Non intervention
Tête dans la lune, huile de Catherine Scharbach
Qu’on me permette, cependant, de me présenter. Je ne suis pas le psychanalyste payé à prix d’or pour accompagner l’évolution d’un cas dont les aspects exotiques constitueraient sans aucun doute une alternative au bavardage ennuyeux de la clientèle qui assurent la stabilité d’un commerce à bon marché, tel qu’est celui de l’analyse. Je ne suis que le Narrateur. Un narrateur discret, jusque là, non-intervenant par précaution et par honneur. Depuis le début, je me suis montré tolérant. Je n’ai risqué aucune sorte d’intromission dans la genèse du projet. Je n’ai influencé ni l’écriture, ni le sens des lettres. Et je n’ai pas manifesté la moindre envie de m’immiscer dans les raisons invoquées pour atteindre l’autre en plein cœur par le simple fait que la figure adoptée m’a, moi aussi, pris complètement par surprise. [...] Je suis un Narrateur professionnel, Alcino et ses partenaires sont des amateurs, voilà la vérité.
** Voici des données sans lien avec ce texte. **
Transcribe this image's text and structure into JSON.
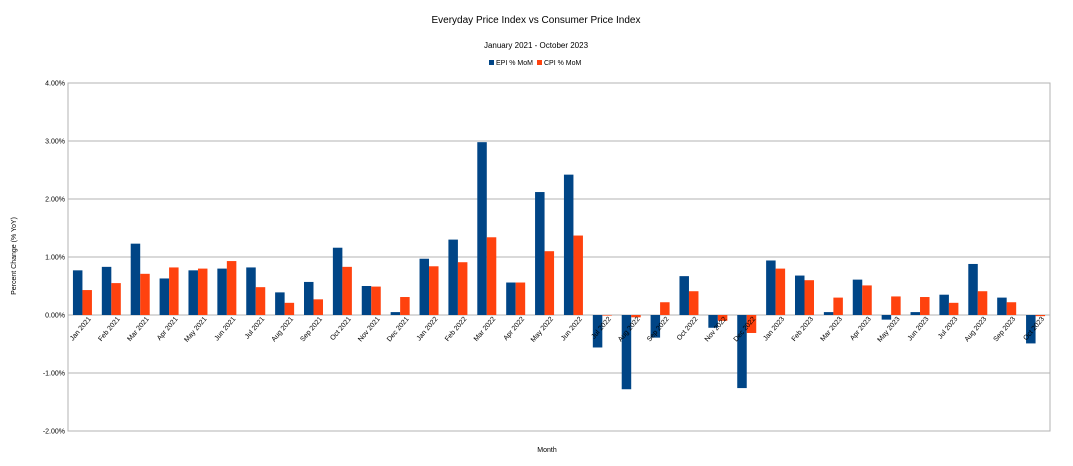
{
  "chart_data": {
    "type": "bar",
    "title": "Everyday Price Index vs Consumer Price Index",
    "subtitle": "January 2021 - October 2023",
    "xlabel": "Month",
    "ylabel": "Percent Change (% YoY)",
    "ylim": [
      -2.0,
      4.0
    ],
    "yticks": [
      4.0,
      3.0,
      2.0,
      1.0,
      0.0,
      -1.0,
      -2.0
    ],
    "ytick_labels": [
      "4.00%",
      "3.00%",
      "2.00%",
      "1.00%",
      "0.00%",
      "-1.00%",
      "-2.00%"
    ],
    "grid": true,
    "legend_position": "top-center",
    "categories": [
      "Jan 2021",
      "Feb 2021",
      "Mar 2021",
      "Apr 2021",
      "May 2021",
      "Jun 2021",
      "Jul 2021",
      "Aug 2021",
      "Sep 2021",
      "Oct 2021",
      "Nov 2021",
      "Dec 2021",
      "Jan 2022",
      "Feb 2022",
      "Mar 2022",
      "Apr 2022",
      "May 2022",
      "Jun 2022",
      "Jul 2022",
      "Aug 2022",
      "Sep 2022",
      "Oct 2022",
      "Nov 2022",
      "Dec 2022",
      "Jan 2023",
      "Feb 2023",
      "Mar 2023",
      "Apr 2023",
      "May 2023",
      "Jun 2023",
      "Jul 2023",
      "Aug 2023",
      "Sep 2023",
      "Oct 2023"
    ],
    "series": [
      {
        "name": "EPI % MoM",
        "color": "#004586",
        "values": [
          0.77,
          0.83,
          1.23,
          0.63,
          0.77,
          0.8,
          0.82,
          0.39,
          0.57,
          1.16,
          0.5,
          0.05,
          0.97,
          1.3,
          2.98,
          0.56,
          2.12,
          2.42,
          -0.56,
          -1.28,
          -0.39,
          0.67,
          -0.22,
          -1.26,
          0.94,
          0.68,
          0.05,
          0.61,
          -0.08,
          0.05,
          0.35,
          0.88,
          0.3,
          -0.49
        ]
      },
      {
        "name": "CPI % MoM",
        "color": "#ff420e",
        "values": [
          0.43,
          0.55,
          0.71,
          0.82,
          0.8,
          0.93,
          0.48,
          0.21,
          0.27,
          0.83,
          0.49,
          0.31,
          0.84,
          0.91,
          1.34,
          0.56,
          1.1,
          1.37,
          -0.01,
          -0.04,
          0.22,
          0.41,
          -0.1,
          -0.31,
          0.8,
          0.6,
          0.3,
          0.51,
          0.32,
          0.31,
          0.21,
          0.41,
          0.22,
          -0.02
        ]
      }
    ]
  }
}
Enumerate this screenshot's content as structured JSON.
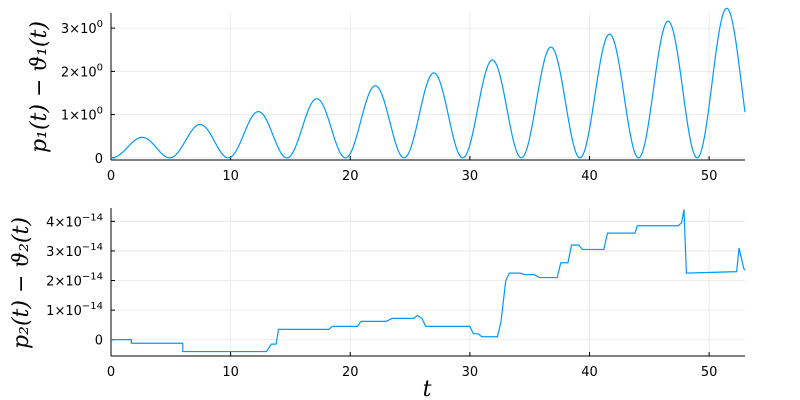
{
  "chart_data": [
    {
      "type": "line",
      "ylabel": "p₁(t) − ϑ₁(t)",
      "xlabel": "",
      "xlim": [
        0,
        53
      ],
      "ylim": [
        -0.05,
        3.35
      ],
      "x_ticks": [
        0,
        10,
        20,
        30,
        40,
        50
      ],
      "x_tick_labels": [
        "0",
        "10",
        "20",
        "30",
        "40",
        "50"
      ],
      "y_ticks": [
        0,
        1,
        2,
        3
      ],
      "y_tick_labels": [
        {
          "mantissa": "0",
          "exp": ""
        },
        {
          "mantissa": "1×10",
          "exp": "0"
        },
        {
          "mantissa": "2×10",
          "exp": "0"
        },
        {
          "mantissa": "3×10",
          "exp": "0"
        }
      ],
      "grid": true,
      "legend": "none",
      "series": [
        {
          "color": "#009AFA",
          "description": "oscillation 1 - cos(2*pi*t/4.9), amplitude growing linearly",
          "period": 4.9,
          "amp_start": 0.08,
          "amp_slope": 0.0305,
          "x_end": 53
        }
      ]
    },
    {
      "type": "line",
      "ylabel": "p₂(t) − ϑ₂(t)",
      "xlabel": "t",
      "xlim": [
        0,
        53
      ],
      "ylim": [
        -5.5e-15,
        4.45e-14
      ],
      "x_ticks": [
        0,
        10,
        20,
        30,
        40,
        50
      ],
      "x_tick_labels": [
        "0",
        "10",
        "20",
        "30",
        "40",
        "50"
      ],
      "y_ticks": [
        0,
        1e-14,
        2e-14,
        3e-14,
        4e-14
      ],
      "y_tick_labels": [
        {
          "mantissa": "0",
          "exp": ""
        },
        {
          "mantissa": "1×10",
          "exp": "−14"
        },
        {
          "mantissa": "2×10",
          "exp": "−14"
        },
        {
          "mantissa": "3×10",
          "exp": "−14"
        },
        {
          "mantissa": "4×10",
          "exp": "−14"
        }
      ],
      "grid": true,
      "legend": "none",
      "series": [
        {
          "color": "#009AFA",
          "x": [
            0,
            1.7,
            1.7,
            6,
            6,
            13,
            13.4,
            13.8,
            14,
            14.3,
            14.6,
            18.2,
            18.5,
            20.6,
            20.9,
            23,
            23.5,
            25.3,
            25.6,
            26,
            26.3,
            30,
            30.3,
            30.7,
            31,
            32.3,
            32.6,
            33,
            33.3,
            34.2,
            34.6,
            35.4,
            35.8,
            37.3,
            37.6,
            38.2,
            38.5,
            39.1,
            39.4,
            41.2,
            41.5,
            43.8,
            44,
            47.4,
            47.7,
            47.9,
            48.1,
            52.3,
            52.5,
            52.9,
            53
          ],
          "y": [
            2e-17,
            2e-17,
            -1.2e-15,
            -1.2e-15,
            -4e-15,
            -4e-15,
            -1.5e-15,
            -1.5e-15,
            3.5e-15,
            3.5e-15,
            3.5e-15,
            3.5e-15,
            4.5e-15,
            4.5e-15,
            6.2e-15,
            6.2e-15,
            7.2e-15,
            7.2e-15,
            8.2e-15,
            7.2e-15,
            4.5e-15,
            4.5e-15,
            2e-15,
            2e-15,
            1e-15,
            1e-15,
            6e-15,
            2e-14,
            2.25e-14,
            2.25e-14,
            2.2e-14,
            2.2e-14,
            2.1e-14,
            2.1e-14,
            2.6e-14,
            2.6e-14,
            3.2e-14,
            3.2e-14,
            3.05e-14,
            3.05e-14,
            3.6e-14,
            3.6e-14,
            3.85e-14,
            3.85e-14,
            3.95e-14,
            4.4e-14,
            2.25e-14,
            2.3e-14,
            3.1e-14,
            2.4e-14,
            2.35e-14
          ]
        }
      ]
    }
  ]
}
Mais je suis ici pour les aider aimablement à sortir du salmigondis dans lequel ils se sont fourrés. Ou pour l’aider lui, si, comme je le pense, cette histoire de trois en un ne tient pas debout.
En bref, je nommerai désormais Sujet, chaque fois que possible, l’homme partagé en trois, cousant ensemble, ainsi, les morceaux des hétéronymes. Il est bon de commencer par restaurer l’unicité de la créature, même si le chemin est long jusqu’à la perfection. But qu’il m’est possible d’atteindre, je l’espère, avec la collaboration de Sandra [...]. Je la connais à peine, bien entendu. Ce que je sais d’elle, je l’ai appris par les récits du Sujet. Je n’ai pas idée, même de façon approximative, de qui est Sandra aujourd’hui. Je suis à peine capable de distinguer les modifications des traits de personnalité indispensables à la création d’un être littéraire – c’est aussi l’un des objectifs de mon intervention.